Recently I had cause to play with Adobe Air, which I missed when it was popular and it’s been pretty hard to find out what is actually going on with it as much of the information is out of date, other than Adobe’s corporate PR engine.

It’s supposed to make it really easy to create apps that work on the web, desktop, iOS and Android. Which is a cool story I’m sure I’ve heard before.

The first step was installing it, but after much confusion I discovered I had just installed the runtime, and not any way of actually creating apps. So in spotlight I find the installed, and the uninstaller, but not the actual thing.

OK great, so now I just need a development environment. The first recommended one I found was AptanaStudio. Except Air is not supported in Aptana 3, the latest one (I discover this, of course, after I have downloaded, installed Aptana and it is refusing to close on my machine – good feelings).

New way: install the Aptana Plugin for Eclipse and then separately the Air Plugin. This might be the Flash Builder plugin, but given the last mention of this is from 2008, maybe not. More research uncovers that Flash Builder plug in doesn’t work with versions of Eclipse above 3.6. Eventually I find that the Aptana Plugin has it’s own set of plugins, once of which is the Air plugin. But Aptana again barely works.

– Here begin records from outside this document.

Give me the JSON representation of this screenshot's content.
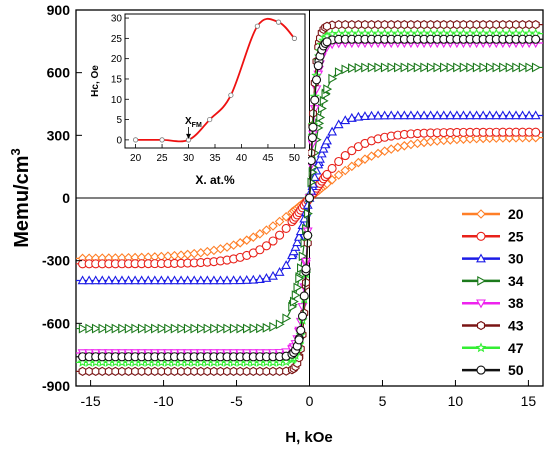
{
  "chart_data": [
    {
      "type": "line",
      "xlabel": "H, kOe",
      "ylabel": "Memu/cm",
      "ylabel_superscript": "3",
      "xlim": [
        -16,
        16
      ],
      "ylim": [
        -900,
        900
      ],
      "xticks": [
        -15,
        -10,
        -5,
        0,
        5,
        10,
        15
      ],
      "yticks": [
        -900,
        -600,
        -300,
        0,
        300,
        600,
        900
      ],
      "legend_position": "bottom-right",
      "series": [
        {
          "name": "20",
          "color": "#ff7f27",
          "marker": "diamond",
          "Ms": 290,
          "H0": 5.0
        },
        {
          "name": "25",
          "color": "#e8211a",
          "marker": "circle",
          "Ms": 315,
          "H0": 3.2
        },
        {
          "name": "30",
          "color": "#1c1ce6",
          "marker": "triangle-up",
          "Ms": 395,
          "H0": 1.4
        },
        {
          "name": "34",
          "color": "#1c7a1c",
          "marker": "triangle-right",
          "Ms": 625,
          "H0": 1.0
        },
        {
          "name": "38",
          "color": "#ee22ee",
          "marker": "triangle-down",
          "Ms": 742,
          "H0": 0.55
        },
        {
          "name": "43",
          "color": "#7a1414",
          "marker": "hexagon",
          "Ms": 830,
          "H0": 0.45
        },
        {
          "name": "47",
          "color": "#33ee33",
          "marker": "star",
          "Ms": 787,
          "H0": 0.5
        },
        {
          "name": "50",
          "color": "#111111",
          "marker": "circle",
          "Ms": 760,
          "H0": 0.5
        }
      ]
    },
    {
      "type": "line",
      "xlabel": "X. at.%",
      "ylabel": "Hc, Oe",
      "xlim": [
        18,
        52
      ],
      "ylim": [
        -2,
        31
      ],
      "xticks": [
        20,
        25,
        30,
        35,
        40,
        45,
        50
      ],
      "yticks": [
        0,
        5,
        10,
        15,
        20,
        25,
        30
      ],
      "annotation": "X",
      "annotation_sub": "FM",
      "annotation_x": 30,
      "points": [
        {
          "x": 20,
          "y": 0
        },
        {
          "x": 25,
          "y": 0
        },
        {
          "x": 30,
          "y": 0
        },
        {
          "x": 34,
          "y": 5
        },
        {
          "x": 38,
          "y": 11
        },
        {
          "x": 43,
          "y": 28
        },
        {
          "x": 47,
          "y": 29
        },
        {
          "x": 50,
          "y": 25
        }
      ],
      "fit_color": "#ee1111"
    }
  ]
}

I end up downloading a trial of Adobe Flash builder. I’ve realised that the bit on the Adobe site that says you don’t need to buy tools from them to develop Air is a lie. Because Air is out of favour, only Adobe is updating their dev tools. Unless you are on Windows, where you can use FlashDevelop apparently.

Luckily they have a one month free trial.

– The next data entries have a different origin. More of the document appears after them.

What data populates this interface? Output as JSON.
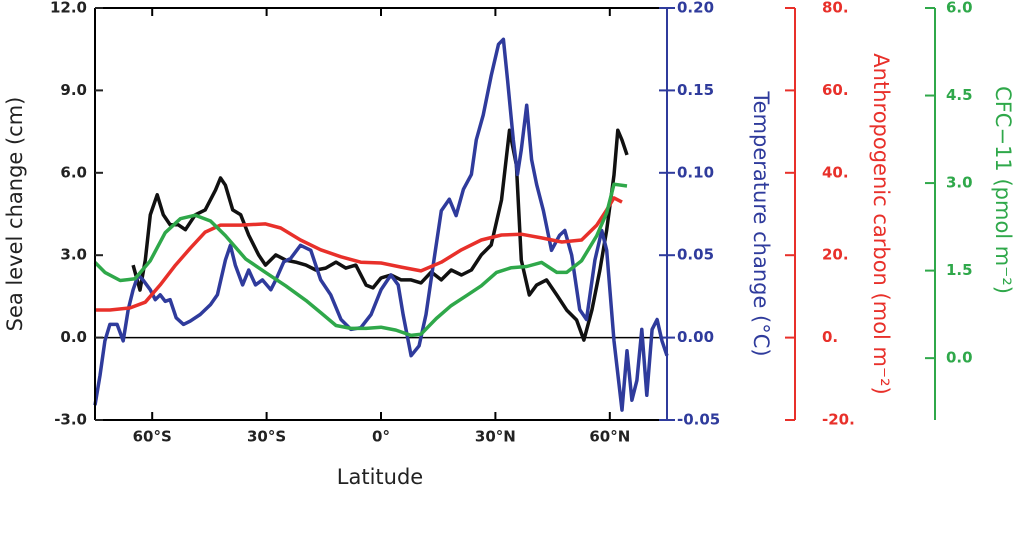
{
  "chart_data": {
    "type": "line",
    "xlabel": "Latitude",
    "ylabel": "Sea level change (cm)",
    "y2label": "Temperature change (°C)",
    "y3label": "Anthropogenic carbon (mol m⁻²)",
    "y4label": "CFC−11 (pmol m⁻²)",
    "xlim": [
      -75,
      75
    ],
    "xticks": [
      {
        "value": -60,
        "label": "60°S"
      },
      {
        "value": -30,
        "label": "30°S"
      },
      {
        "value": 0,
        "label": "0°"
      },
      {
        "value": 30,
        "label": "30°N"
      },
      {
        "value": 60,
        "label": "60°N"
      }
    ],
    "ylim": [
      -3,
      12
    ],
    "yticks": [
      {
        "value": 12,
        "label": "12.0"
      },
      {
        "value": 9,
        "label": "9.0"
      },
      {
        "value": 6,
        "label": "6.0"
      },
      {
        "value": 3,
        "label": "3.0"
      },
      {
        "value": 0,
        "label": "0.0"
      },
      {
        "value": -3,
        "label": "-3.0"
      }
    ],
    "y2lim": [
      -0.05,
      0.2
    ],
    "y2ticks": [
      {
        "value": 0.2,
        "label": "0.20"
      },
      0.15,
      {
        "value": 0.1,
        "label": "0.10"
      },
      0.05,
      {
        "value": 0,
        "label": "0.00"
      },
      -0.05
    ],
    "y3lim": [
      -20,
      80
    ],
    "y3ticks": [
      {
        "value": 80,
        "label": "80."
      },
      {
        "value": 60,
        "label": "60."
      },
      {
        "value": 40,
        "label": "40."
      },
      {
        "value": 20,
        "label": "20."
      },
      {
        "value": 0,
        "label": "0."
      },
      {
        "value": -20,
        "label": "-20."
      }
    ],
    "y4lim": [
      -1.06,
      6
    ],
    "y4ticks": [
      {
        "value": 6,
        "label": "6.0"
      },
      4.5,
      {
        "value": 3,
        "label": "3.0"
      },
      1.5,
      {
        "value": 0,
        "label": "0.0"
      }
    ],
    "series": [
      {
        "axis": "y",
        "color": "#111111",
        "x": [
          -65.0,
          -63.2,
          -61.8,
          -60.5,
          -58.7,
          -57.1,
          -55.3,
          -53.2,
          -51.3,
          -48.7,
          -46.1,
          -43.4,
          -42.1,
          -40.8,
          -38.9,
          -36.8,
          -34.7,
          -32.1,
          -30.3,
          -27.6,
          -25.0,
          -22.4,
          -19.7,
          -17.1,
          -14.5,
          -11.8,
          -9.2,
          -6.6,
          -3.9,
          -2.1,
          0,
          2.6,
          5.3,
          7.9,
          10.5,
          13.2,
          15.8,
          18.4,
          21.1,
          23.7,
          26.3,
          28.9,
          31.6,
          33.7,
          35.5,
          36.8,
          38.9,
          40.8,
          43.4,
          46.1,
          48.7,
          51.3,
          53.2,
          55.3,
          57.4,
          59.2,
          61.1,
          62.1,
          63.2,
          64.5
        ],
        "values": [
          2.64,
          1.73,
          2.82,
          4.47,
          5.2,
          4.47,
          4.11,
          4.11,
          3.93,
          4.47,
          4.65,
          5.37,
          5.81,
          5.55,
          4.65,
          4.47,
          3.73,
          3.01,
          2.64,
          3.01,
          2.82,
          2.75,
          2.64,
          2.46,
          2.53,
          2.75,
          2.53,
          2.64,
          1.91,
          1.81,
          2.17,
          2.28,
          2.1,
          2.1,
          1.99,
          2.39,
          2.1,
          2.46,
          2.28,
          2.46,
          3.01,
          3.37,
          5.01,
          7.55,
          6.28,
          2.82,
          1.55,
          1.91,
          2.1,
          1.55,
          1.0,
          0.64,
          -0.09,
          1.0,
          2.46,
          3.92,
          5.92,
          7.55,
          7.19,
          6.65
        ]
      },
      {
        "axis": "y2",
        "color": "#2f3b9c",
        "x": [
          -75.0,
          -73.7,
          -72.4,
          -71.1,
          -69.2,
          -67.6,
          -66.3,
          -65.0,
          -63.7,
          -62.4,
          -60.5,
          -59.2,
          -57.9,
          -56.6,
          -55.3,
          -53.7,
          -51.8,
          -50.0,
          -47.4,
          -44.7,
          -42.9,
          -40.8,
          -39.5,
          -38.2,
          -36.3,
          -34.7,
          -32.9,
          -31.1,
          -28.9,
          -27.6,
          -25.5,
          -23.7,
          -21.1,
          -18.4,
          -15.8,
          -13.2,
          -10.5,
          -7.9,
          -5.3,
          -2.6,
          0,
          2.6,
          4.5,
          5.8,
          7.9,
          10.0,
          11.8,
          13.7,
          15.8,
          17.9,
          19.7,
          21.6,
          23.7,
          25.0,
          26.8,
          28.9,
          30.8,
          32.1,
          33.2,
          34.7,
          35.8,
          36.8,
          38.2,
          39.5,
          40.8,
          42.6,
          44.7,
          46.8,
          48.2,
          50.0,
          52.1,
          53.9,
          56.1,
          57.9,
          59.2,
          61.1,
          63.2,
          64.5,
          65.8,
          67.1,
          68.4,
          69.7,
          71.1,
          72.4,
          73.7,
          75.0
        ],
        "values": [
          -0.041,
          -0.023,
          -0.002,
          0.008,
          0.008,
          -0.002,
          0.017,
          0.029,
          0.038,
          0.035,
          0.029,
          0.023,
          0.026,
          0.022,
          0.023,
          0.012,
          0.008,
          0.01,
          0.014,
          0.02,
          0.026,
          0.047,
          0.056,
          0.044,
          0.032,
          0.041,
          0.032,
          0.035,
          0.029,
          0.035,
          0.046,
          0.048,
          0.056,
          0.053,
          0.035,
          0.026,
          0.011,
          0.005,
          0.006,
          0.014,
          0.029,
          0.038,
          0.032,
          0.014,
          -0.011,
          -0.005,
          0.014,
          0.044,
          0.077,
          0.084,
          0.074,
          0.09,
          0.099,
          0.12,
          0.135,
          0.159,
          0.178,
          0.181,
          0.156,
          0.12,
          0.099,
          0.114,
          0.141,
          0.108,
          0.093,
          0.077,
          0.053,
          0.062,
          0.065,
          0.05,
          0.017,
          0.011,
          0.047,
          0.065,
          0.053,
          -0.002,
          -0.044,
          -0.008,
          -0.038,
          -0.026,
          0.005,
          -0.035,
          0.005,
          0.011,
          -0.002,
          -0.011
        ]
      },
      {
        "axis": "y3",
        "color": "#e8302a",
        "x": [
          -75,
          -71.1,
          -65.8,
          -61.8,
          -57.9,
          -53.9,
          -50,
          -46.1,
          -42.1,
          -36.8,
          -30.3,
          -26.3,
          -21.1,
          -15.8,
          -10.5,
          -5.3,
          0,
          5.3,
          10.5,
          15.8,
          21.1,
          26.3,
          31.6,
          36.8,
          42.1,
          47.4,
          52.6,
          56.6,
          59.2,
          61.1,
          63.2
        ],
        "values": [
          6.7,
          6.7,
          7.2,
          8.6,
          12.8,
          17.6,
          21.7,
          25.6,
          27.3,
          27.3,
          27.6,
          26.6,
          23.7,
          21.3,
          19.6,
          18.3,
          18.1,
          17.1,
          16.2,
          18.3,
          21.3,
          23.7,
          24.9,
          25.1,
          24.2,
          23.2,
          23.7,
          27.3,
          31.0,
          33.9,
          32.9
        ]
      },
      {
        "axis": "y4",
        "color": "#2fa84a",
        "x": [
          -75,
          -72.4,
          -68.4,
          -64.5,
          -60.5,
          -56.6,
          -52.6,
          -48.7,
          -44.7,
          -40.8,
          -35.5,
          -30.3,
          -25,
          -19.7,
          -15.8,
          -11.8,
          -7.9,
          -3.9,
          0,
          3.9,
          7.9,
          10.5,
          14.5,
          18.4,
          22.4,
          26.3,
          30.3,
          34.2,
          38.2,
          42.1,
          46.1,
          48.7,
          52.6,
          56.6,
          59.2,
          61.1,
          64.5
        ],
        "values": [
          1.64,
          1.47,
          1.33,
          1.36,
          1.67,
          2.15,
          2.39,
          2.45,
          2.35,
          2.1,
          1.7,
          1.47,
          1.24,
          0.99,
          0.78,
          0.56,
          0.51,
          0.51,
          0.53,
          0.48,
          0.39,
          0.41,
          0.68,
          0.9,
          1.07,
          1.24,
          1.47,
          1.55,
          1.57,
          1.64,
          1.47,
          1.47,
          1.67,
          2.1,
          2.49,
          2.98,
          2.95
        ]
      }
    ]
  }
}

In all, my instructions for getting started with Air:

  1. Don’t.

One reply on “Getting Started with Adobe Air (or, trying to)”

You can also develop fully right Flash Professional from Adobe… yes it’s not free, but you can import graphics, animate or draw freehand in the environment. Add some bits of interactive code and publish to all of the advertised platforms. You’re review is a half-hearted attempt at using a robust and mature development environment.
The link is an interactive application environment in full 3D environment I developed in two weeks using Flash and Flare3D.